A last-minute effort to salvage a House GOP immigration bill appeared to flounder Tuesday, amid unyielding opposition from the far right.
Desperate to flip conservative votes, centrist House Republicans offered to add a controversial provision requiring the use of E-Verify, which mandates all companies certify the legal status of their workers.
But it doesn’t look like it will be enough.
“Without E-Verify in the bill, [some members] couldn’t get to ‘yes,'” said Rep. Jeff Duncan of South Carolina, one Freedom Caucus member who pushed for the mandate’s addition.
However, asked if conservatives would back the bill if it’s added, he demurred. “We’ll see,” he said, adding that he also didn’t know yet how he would vote.
Other Freedom Caucus members, including Reps. Dave Brat (R-Va.), Scott DesJarlais (R-Tenn.), Scott Perry (R-Pa.) and Jody Hice (R-Ga.), said they would still oppose the measure if E-Verify was included. The hard-line caucus debated the matter Monday night but was divided.
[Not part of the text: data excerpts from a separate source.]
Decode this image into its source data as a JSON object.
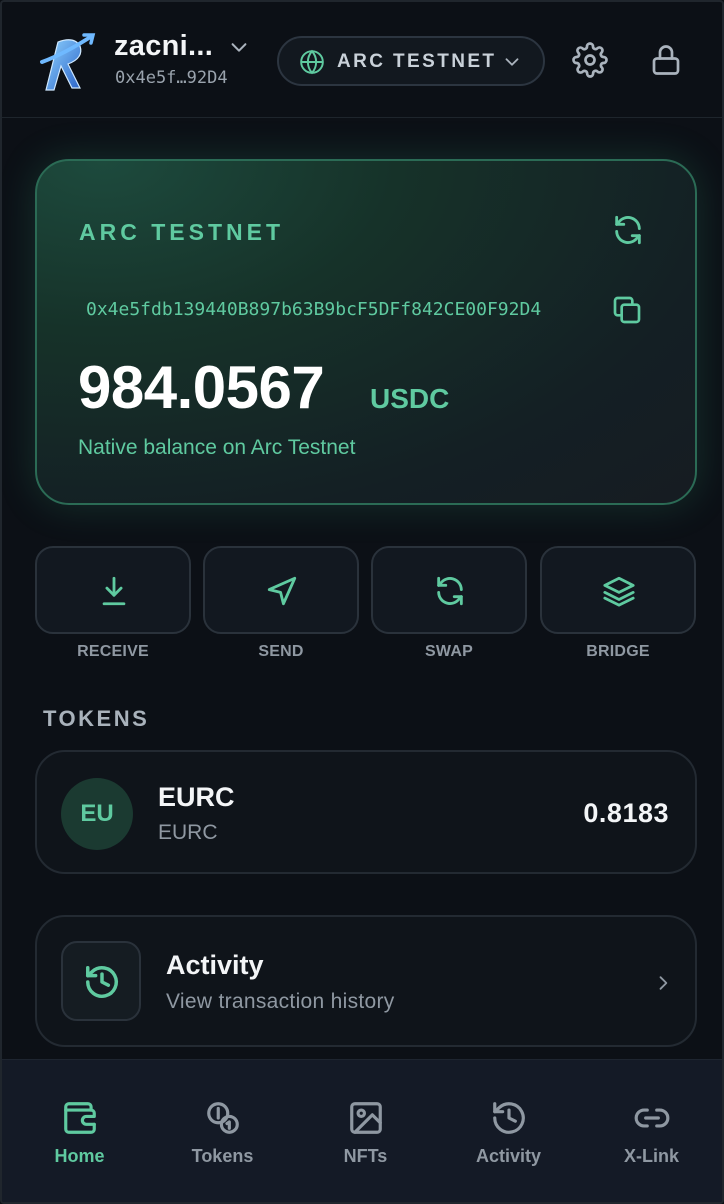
{
  "header": {
    "account_name": "zacni...",
    "account_address": "0x4e5f…92D4",
    "network_label": "ARC TESTNET",
    "icons": [
      "logo",
      "chevron-down-icon",
      "globe-icon",
      "gear-icon",
      "lock-icon"
    ]
  },
  "balance_card": {
    "network": "ARC TESTNET",
    "address": "0x4e5fdb139440B897b63B9bcF5DFf842CE00F92D4",
    "balance": "984.0567",
    "unit": "USDC",
    "subtitle": "Native balance on Arc Testnet"
  },
  "actions": [
    {
      "label": "RECEIVE",
      "icon": "download-icon"
    },
    {
      "label": "SEND",
      "icon": "send-icon"
    },
    {
      "label": "SWAP",
      "icon": "swap-icon"
    },
    {
      "label": "BRIDGE",
      "icon": "layers-icon"
    }
  ],
  "tokens": {
    "title": "TOKENS",
    "items": [
      {
        "avatar": "EU",
        "symbol": "EURC",
        "name": "EURC",
        "amount": "0.8183"
      }
    ]
  },
  "activity": {
    "title": "Activity",
    "subtitle": "View transaction history"
  },
  "bottom_nav": {
    "active": "Home",
    "items": [
      {
        "label": "Home",
        "icon": "wallet-icon"
      },
      {
        "label": "Tokens",
        "icon": "coins-icon"
      },
      {
        "label": "NFTs",
        "icon": "image-icon"
      },
      {
        "label": "Activity",
        "icon": "history-icon"
      },
      {
        "label": "X-Link",
        "icon": "link-icon"
      }
    ]
  },
  "colors": {
    "accent": "#5fcaa0",
    "background": "#0c1016",
    "card_border": "#2b6b55"
  }
}
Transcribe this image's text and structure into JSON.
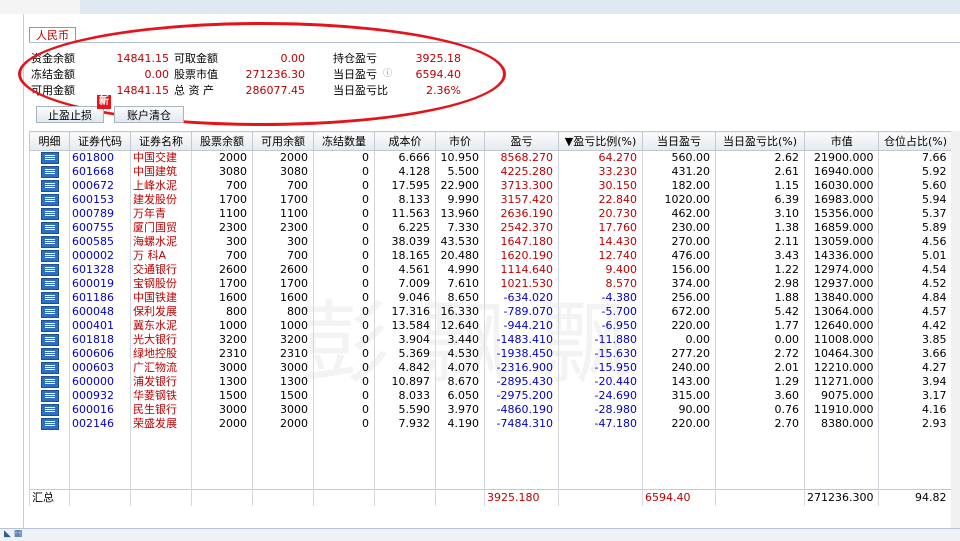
{
  "currency_tab": "人民币",
  "summary": {
    "row1": [
      {
        "label": "资金余额",
        "value": "14841.15"
      },
      {
        "label": "可取金额",
        "value": "0.00"
      },
      {
        "label": "持仓盈亏",
        "value": "3925.18"
      }
    ],
    "row2": [
      {
        "label": "冻结金额",
        "value": "0.00"
      },
      {
        "label": "股票市值",
        "value": "271236.30"
      },
      {
        "label": "当日盈亏",
        "value": "6594.40"
      }
    ],
    "row3": [
      {
        "label": "可用金额",
        "value": "14841.15"
      },
      {
        "label": "总 资 产",
        "value": "286077.45"
      },
      {
        "label": "当日盈亏比",
        "value": "2.36%"
      }
    ],
    "info_icon": "info-icon"
  },
  "buttons": {
    "stop_profit_loss": "止盈止损",
    "new_badge": "新",
    "clear_account": "账户清仓"
  },
  "colors": {
    "accent_red": "#c00000",
    "code_blue": "#0000cc",
    "annotation_red": "#e3151a"
  },
  "watermark": "彭飘飘",
  "table": {
    "headers": [
      "明细",
      "证券代码",
      "证券名称",
      "股票余额",
      "可用余额",
      "冻结数量",
      "成本价",
      "市价",
      "盈亏",
      "▼盈亏比例(%)",
      "当日盈亏",
      "当日盈亏比(%)",
      "市值",
      "仓位占比(%)"
    ],
    "rows": [
      [
        "600016",
        "民生银行",
        "3000",
        "3000",
        "0",
        "5.590",
        "3.970",
        "-4860.190",
        "-28.980",
        "90.00",
        "0.76",
        "11910.000",
        "4.16"
      ],
      [
        "601800",
        "中国交建",
        "2000",
        "2000",
        "0",
        "6.666",
        "10.950",
        "8568.270",
        "64.270",
        "560.00",
        "2.62",
        "21900.000",
        "7.66"
      ],
      [
        "601668",
        "中国建筑",
        "3080",
        "3080",
        "0",
        "4.128",
        "5.500",
        "4225.280",
        "33.230",
        "431.20",
        "2.61",
        "16940.000",
        "5.92"
      ],
      [
        "000672",
        "上峰水泥",
        "700",
        "700",
        "0",
        "17.595",
        "22.900",
        "3713.300",
        "30.150",
        "182.00",
        "1.15",
        "16030.000",
        "5.60"
      ],
      [
        "600153",
        "建发股份",
        "1700",
        "1700",
        "0",
        "8.133",
        "9.990",
        "3157.420",
        "22.840",
        "1020.00",
        "6.39",
        "16983.000",
        "5.94"
      ],
      [
        "000789",
        "万年青",
        "1100",
        "1100",
        "0",
        "11.563",
        "13.960",
        "2636.190",
        "20.730",
        "462.00",
        "3.10",
        "15356.000",
        "5.37"
      ],
      [
        "600755",
        "厦门国贸",
        "2300",
        "2300",
        "0",
        "6.225",
        "7.330",
        "2542.370",
        "17.760",
        "230.00",
        "1.38",
        "16859.000",
        "5.89"
      ],
      [
        "600585",
        "海螺水泥",
        "300",
        "300",
        "0",
        "38.039",
        "43.530",
        "1647.180",
        "14.430",
        "270.00",
        "2.11",
        "13059.000",
        "4.56"
      ],
      [
        "000002",
        "万 科A",
        "700",
        "700",
        "0",
        "18.165",
        "20.480",
        "1620.190",
        "12.740",
        "476.00",
        "3.43",
        "14336.000",
        "5.01"
      ],
      [
        "601328",
        "交通银行",
        "2600",
        "2600",
        "0",
        "4.561",
        "4.990",
        "1114.640",
        "9.400",
        "156.00",
        "1.22",
        "12974.000",
        "4.54"
      ],
      [
        "600019",
        "宝钢股份",
        "1700",
        "1700",
        "0",
        "7.009",
        "7.610",
        "1021.530",
        "8.570",
        "374.00",
        "2.98",
        "12937.000",
        "4.52"
      ],
      [
        "601186",
        "中国铁建",
        "1600",
        "1600",
        "0",
        "9.046",
        "8.650",
        "-634.020",
        "-4.380",
        "256.00",
        "1.88",
        "13840.000",
        "4.84"
      ],
      [
        "600048",
        "保利发展",
        "800",
        "800",
        "0",
        "17.316",
        "16.330",
        "-789.070",
        "-5.700",
        "672.00",
        "5.42",
        "13064.000",
        "4.57"
      ],
      [
        "000401",
        "冀东水泥",
        "1000",
        "1000",
        "0",
        "13.584",
        "12.640",
        "-944.210",
        "-6.950",
        "220.00",
        "1.77",
        "12640.000",
        "4.42"
      ],
      [
        "601818",
        "光大银行",
        "3200",
        "3200",
        "0",
        "3.904",
        "3.440",
        "-1483.410",
        "-11.880",
        "0.00",
        "0.00",
        "11008.000",
        "3.85"
      ],
      [
        "600606",
        "绿地控股",
        "2310",
        "2310",
        "0",
        "5.369",
        "4.530",
        "-1938.450",
        "-15.630",
        "277.20",
        "2.72",
        "10464.300",
        "3.66"
      ],
      [
        "000603",
        "广汇物流",
        "3000",
        "3000",
        "0",
        "4.842",
        "4.070",
        "-2316.900",
        "-15.950",
        "240.00",
        "2.01",
        "12210.000",
        "4.27"
      ],
      [
        "600000",
        "浦发银行",
        "1300",
        "1300",
        "0",
        "10.897",
        "8.670",
        "-2895.430",
        "-20.440",
        "143.00",
        "1.29",
        "11271.000",
        "3.94"
      ],
      [
        "000932",
        "华菱钢铁",
        "1500",
        "1500",
        "0",
        "8.033",
        "6.050",
        "-2975.200",
        "-24.690",
        "315.00",
        "3.60",
        "9075.000",
        "3.17"
      ],
      [
        "600016",
        "民生银行",
        "3000",
        "3000",
        "0",
        "5.590",
        "3.970",
        "-4860.190",
        "-28.980",
        "90.00",
        "0.76",
        "11910.000",
        "4.16"
      ],
      [
        "002146",
        "荣盛发展",
        "2000",
        "2000",
        "0",
        "7.932",
        "4.190",
        "-7484.310",
        "-47.180",
        "220.00",
        "2.70",
        "8380.000",
        "2.93"
      ]
    ],
    "total": {
      "label": "汇总",
      "pnl": "3925.180",
      "day_pnl": "6594.40",
      "market_value": "271236.300",
      "position_ratio": "94.82"
    }
  }
}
House Republicans huddled Tuesday morning to discuss the proposal, a more than 100-page amendment released late Monday night. Speaker Paul Ryan told lawmakers they needed to determine whether adding the amendment to the bill would help or hurt their vote count, though senior Republicans expect the bill to fail either way.
GOP leaders have said the House would likely vote Wednesday on the bill, which would fund President Donald Trump’s border wall and curb legal immigration while providing a path to citizenship for young undocumented immigrants in the Deferred Action for Childhood Arrivals program.
Even Republican Study Committee Chairman Mark Walker (R-N.C.), who tried to help bridge the divide between moderates and conservatives, said he was not sure how he would vote if E-Verify was added. He said he wanted to hear from the president, urging Trump to tweet his thoughts on the bill.
Trump last week, after promising Republicans he’d have their backs “1,000 percent," told House Republicans to essentially give up trying until after the midterm elections.
The latest round of negotiations underscores the fruitless back-and-forth between the GOP’s factions, as lawmakers struggled to come up with an immigration deal. Recently, moderates have offered to include more and more conservative provisions into the bill, but they’re still unable to secure commitments from hard-liners.
Conservatives say they want to ensure that decades-long flow of illegal immigration is finally stemmed, especially if they’re going to back a pathway to citizenship for undocumented immigrants. They’ve set a high bar to back the bill – perhaps too high, some moderates say.
The addition of E-Verify could cause problems for centrist Republicans who hail from agricultural districts whose farmers could be hit hard by the mandate. The latest amendment would also include a new agriculture worker program to try to ease centrists’ concerns. But some moderates, like Rep. David Valadao from California’s Central Valley, aren’t sure they can support the bill if E-Verify is included.
“They’ve made modifications. They continue to make modifications,” he said. “It’s getting closer to where I can support it. I’m not a solid ‘yes’ yet.”
Moderate Republican Rep. Carlos Curbelo, another skeptic of the E-Verify program, also seemed uncomfortable with the addition – though he suggested he’d accept it if it picked up votes.
“If we can get a product to the Senate, that is very important to me,” the Florida Republican said. “The question is: is there growth [in the vote] or not.”